Le réseau des anciens boursiers du Service allemand d’échanges universitaires (DAAD) a ouvert, jeudi 11 juin à Ouidah, un atelier consacré au retour et à la réintégration des bénéficiaires de bourses académiques au Bénin. La rencontre, prévue jusqu’au 13 juin, réunit des anciens boursiers, des chercheurs, des représentants d’institutions et des participants venus de plusieurs pays d’Afrique de l’Ouest autour du thème : « De la mobilité académique au développement national, soutenir le retour et la réintégration des anciens boursiers de la DAAD au Bénin ».
L’initiative est portée par les anciens bénéficiaires du DAAD, organisme allemand de promotion de la coopération universitaire internationale. Les échanges portent sur les conditions de retour des diplômés et chercheurs après leur séjour de formation à l’étranger ainsi que sur les mécanismes susceptibles de favoriser leur insertion professionnelle et leur contribution au développement de leur pays.
Les défis du retour au pays au centre des discussions
À l’ouverture des travaux, le président du comité d’organisation, Idriss Daouda, a rappelé que les programmes de mobilité académique permettent à de nombreux étudiants et chercheurs béninois d’accéder à des formations spécialisées et à des environnements de recherche avancés. Selon lui, les compétences acquises à l’étranger constituent un investissement pour les institutions nationales, l’économie et le système éducatif.
Il a toutefois relevé plusieurs difficultés auxquelles sont confrontés certains anciens boursiers après leur retour. Parmi les obstacles évoqués figurent l’accès à l’emploi, la reconnaissance des qualifications obtenues à l’étranger, l’adéquation entre les compétences acquises et les besoins du marché local ainsi que l’absence de dispositifs d’accompagnement après la fin des études. Pour les organisateurs, l’enjeu consiste à identifier des solutions permettant de renforcer l’impact des expériences de mobilité internationale sur le développement des pays d’origine. Les recommandations attendues à l’issue de l’atelier devraient s’appuyer sur les échanges entre chercheurs, étudiants, anciens boursiers et responsables institutionnels présents à Ouidah.
Des compétences à valoriser au service du développement
Présidente de l’association des anciens boursiers, Laetitia Dagnonhouéto a insisté sur la nécessité de transformer les connaissances acquises à l’étranger en ressources utiles pour le développement national. Elle a souhaité la bienvenue aux participants venus du Burkina Faso, du Ghana, du Togo ainsi que de plusieurs régions du Bénin.
Selon elle, l’obtention d’une bourse ne doit pas se limiter à une expérience académique individuelle. Les bénéficiaires sont appelés à mettre les compétences et les expériences acquises au service de leur pays après leur retour. Elle a présenté l’atelier comme un cadre de partage d’expériences et de réflexion destiné à mieux préparer cette étape de réintégration.
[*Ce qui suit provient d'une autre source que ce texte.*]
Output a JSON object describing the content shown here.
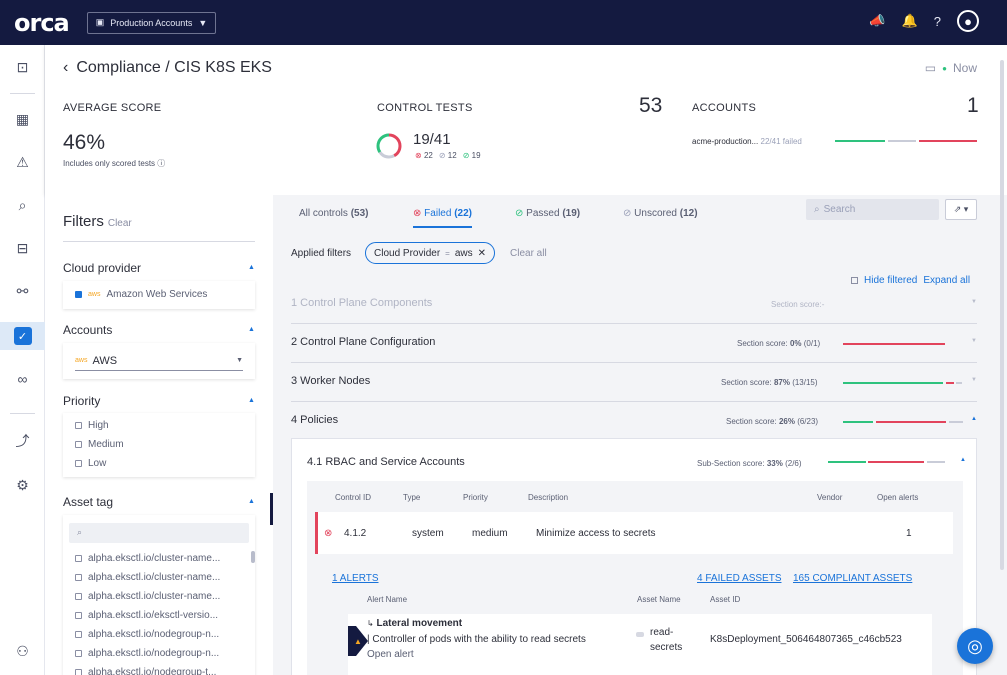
{
  "topbar": {
    "logo": "orca",
    "account_select": "Production Accounts"
  },
  "header": {
    "breadcrumb": "Compliance / CIS K8S EKS",
    "now": "Now",
    "average_score": {
      "label": "AVERAGE SCORE",
      "value": "46%",
      "note": "Includes only scored tests"
    },
    "control_tests": {
      "label": "CONTROL TESTS",
      "total": "53",
      "ratio": "19/41",
      "failed": "22",
      "unscored": "12",
      "passed": "19"
    },
    "accounts": {
      "label": "ACCOUNTS",
      "count": "1",
      "rows": [
        {
          "name": "acme-production...",
          "status": "22/41 failed"
        }
      ]
    }
  },
  "filters": {
    "title": "Filters",
    "clear": "Clear",
    "cloud_provider": {
      "label": "Cloud provider",
      "items": [
        {
          "label": "Amazon Web Services",
          "icon_text": "aws",
          "checked": true
        }
      ]
    },
    "accounts": {
      "label": "Accounts",
      "icon_text": "aws",
      "selected": "AWS"
    },
    "priority": {
      "label": "Priority",
      "items": [
        "High",
        "Medium",
        "Low"
      ]
    },
    "asset_tag": {
      "label": "Asset tag",
      "items": [
        "alpha.eksctl.io/cluster-name...",
        "alpha.eksctl.io/cluster-name...",
        "alpha.eksctl.io/cluster-name...",
        "alpha.eksctl.io/eksctl-versio...",
        "alpha.eksctl.io/nodegroup-n...",
        "alpha.eksctl.io/nodegroup-n...",
        "alpha.eksctl.io/nodegroup-t..."
      ]
    }
  },
  "tabs": [
    {
      "label": "All controls",
      "count": "(53)"
    },
    {
      "label": "Failed",
      "count": "(22)"
    },
    {
      "label": "Passed",
      "count": "(19)"
    },
    {
      "label": "Unscored",
      "count": "(12)"
    }
  ],
  "search": {
    "placeholder": "Search"
  },
  "applied": {
    "label": "Applied filters",
    "chip_key": "Cloud Provider",
    "chip_op": "=",
    "chip_value": "aws",
    "clear_all": "Clear all"
  },
  "hide_filtered": "Hide filtered",
  "expand_all": "Expand all",
  "sections": [
    {
      "name": "1 Control Plane Components",
      "score_label": "Section score:",
      "score": "-",
      "detail": ""
    },
    {
      "name": "2 Control Plane Configuration",
      "score_label": "Section score:",
      "score": "0%",
      "detail": "(0/1)"
    },
    {
      "name": "3 Worker Nodes",
      "score_label": "Section score:",
      "score": "87%",
      "detail": "(13/15)"
    },
    {
      "name": "4 Policies",
      "score_label": "Section score:",
      "score": "26%",
      "detail": "(6/23)"
    }
  ],
  "subsection": {
    "name": "4.1 RBAC and Service Accounts",
    "score_label": "Sub-Section score:",
    "score": "33%",
    "detail": "(2/6)",
    "headers": [
      "Control ID",
      "Type",
      "Priority",
      "Description",
      "Vendor",
      "Open alerts"
    ],
    "row": {
      "id": "4.1.2",
      "type": "system",
      "priority": "medium",
      "description": "Minimize access to secrets",
      "alerts": "1"
    },
    "links": {
      "alerts": "1 ALERTS",
      "failed": "4 FAILED ASSETS",
      "compliant": "165 COMPLIANT ASSETS"
    },
    "alert_headers": [
      "Alert Name",
      "Asset Name",
      "Asset ID"
    ],
    "alert": {
      "title": "Lateral movement",
      "desc": "Controller of pods with the ability to read secrets",
      "status": "Open alert",
      "asset_name": "read-secrets",
      "asset_id": "K8sDeployment_506464807365_c46cb523"
    }
  },
  "colors": {
    "accent": "#1a73d9",
    "fail": "#e2445c",
    "pass": "#2ec27e",
    "nav": "#141a40"
  }
}
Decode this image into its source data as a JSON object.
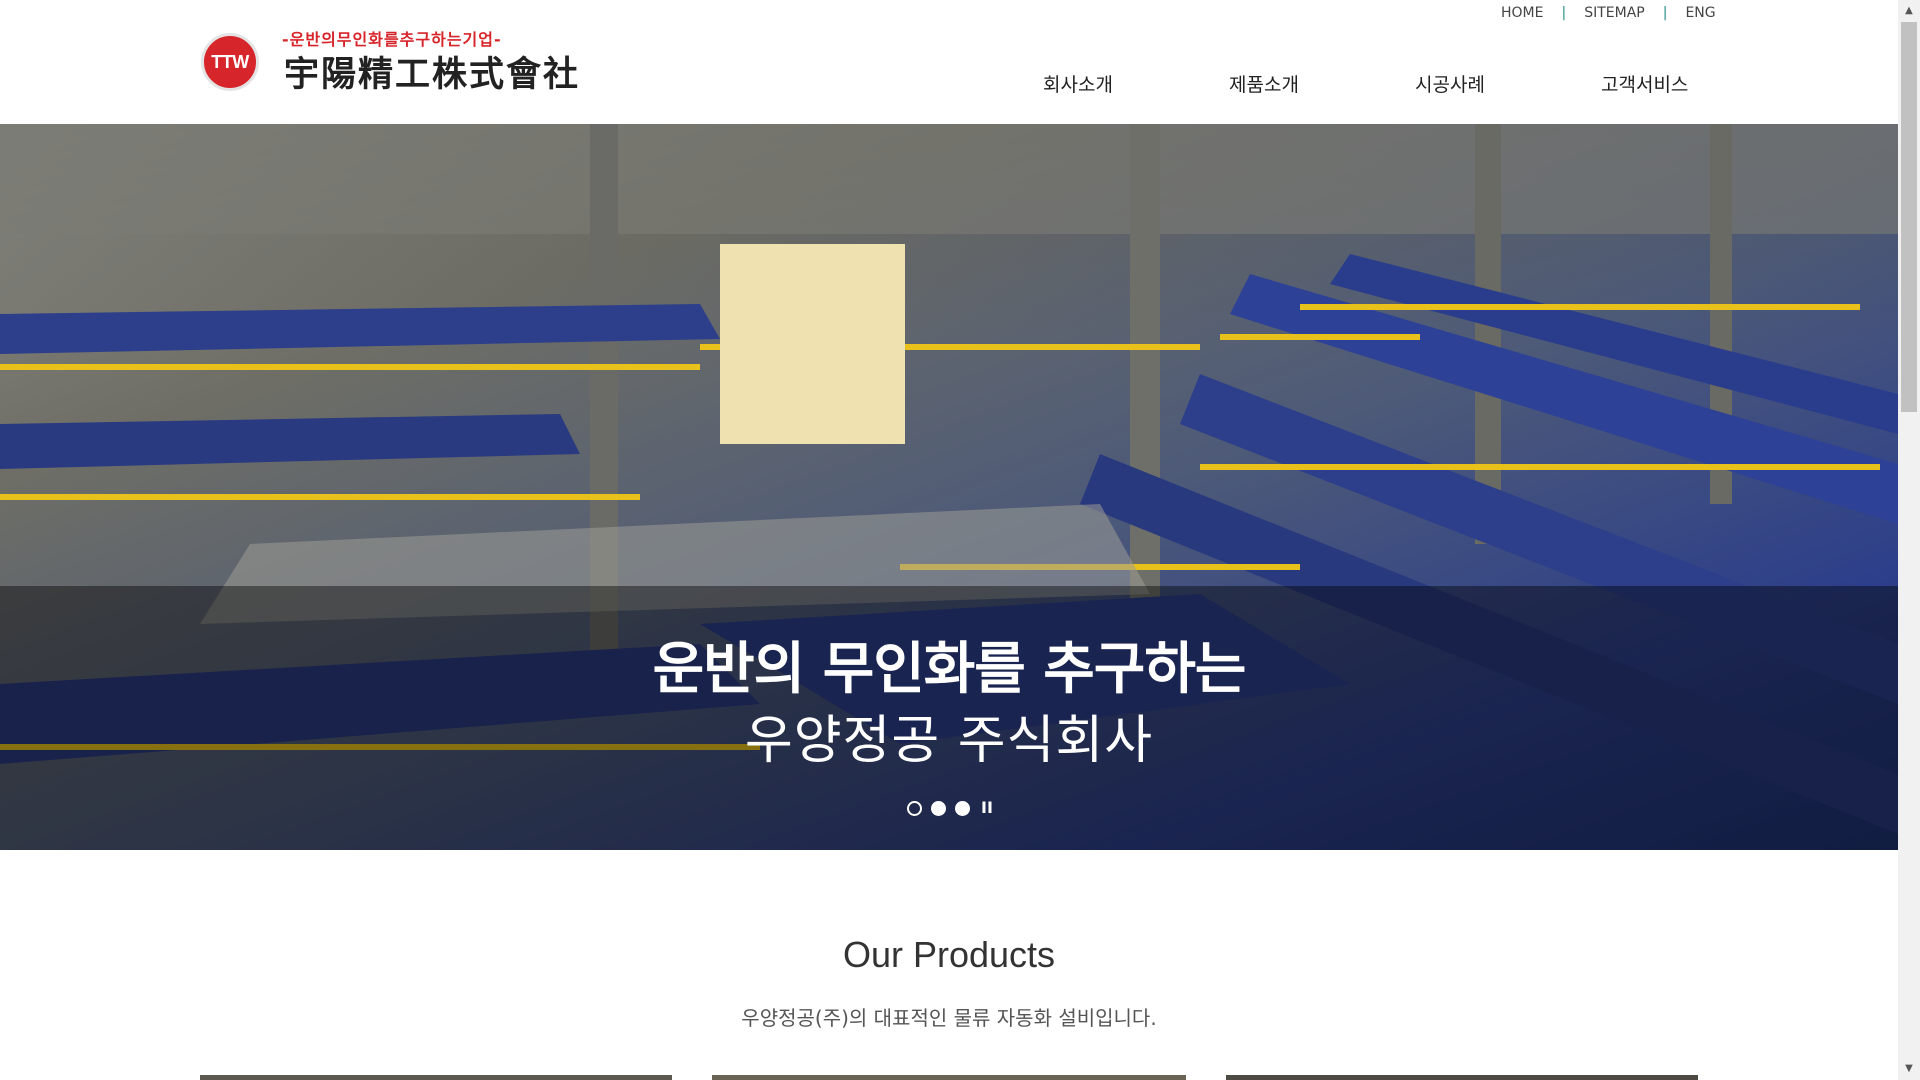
{
  "logo": {
    "mark": "TTW",
    "slogan": "-운반의무인화를추구하는기업-",
    "name": "宇陽精工株式會社"
  },
  "util_nav": {
    "home": "HOME",
    "sep": "|",
    "sitemap": "SITEMAP",
    "eng": "ENG"
  },
  "gnb": [
    {
      "label": "회사소개"
    },
    {
      "label": "제품소개"
    },
    {
      "label": "시공사례"
    },
    {
      "label": "고객서비스"
    }
  ],
  "hero": {
    "title": "운반의 무인화를 추구하는",
    "subtitle": "우양정공 주식회사",
    "slides_total": 3,
    "active_slide": 1,
    "pause_label": "II"
  },
  "products": {
    "title": "Our Products",
    "subtitle": "우양정공(주)의 대표적인 물류 자동화 설비입니다."
  },
  "colors": {
    "brand_red": "#d7262b",
    "conveyor_blue": "#2d3f8a",
    "rail_yellow": "#e8c21a"
  }
}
Les débats prévus au cours de la rencontre doivent notamment permettre aux participants d’examiner les difficultés rencontrées après la mobilité et d’explorer les pistes d’amélioration de l’accompagnement des anciens bénéficiaires de bourses internationales.
La DAAD plaide pour un meilleur accompagnement des anciens boursiers
Représentante du DAAD, Maria Löffler a salué l’organisation de cet atelier consacré à une question qu’elle considère comme déterminante pour la valorisation des programmes de mobilité académique. Elle a souligné que les bénéfices de ces expériences dépassent le cadre individuel et contribuent au renforcement des liens entre institutions ainsi qu’à la coopération entre pays.
La responsable a appelé à une réflexion sur les moyens d’accompagner efficacement le retour des anciens boursiers afin que les compétences acquises puissent être mobilisées au profit des universités, des administrations et des communautés. Elle a également insisté sur l’importance du réseautage entre les bénéficiaires actuels et anciens du programme.
Créé en 1925, le DAAD est l’une des principales organisations de financement de la mobilité universitaire dans le monde. Chaque année, il soutient des milliers d’étudiants, de doctorants et de chercheurs à travers des programmes de bourses et de coopération académique.
Les travaux engagés à Ouidah se poursuivront jusqu’au 13 juin avec des panels, des échanges d’expériences et des discussions destinées à formuler des recommandations sur les conditions de retour et d’intégration des anciens boursiers dans leurs pays d’origine.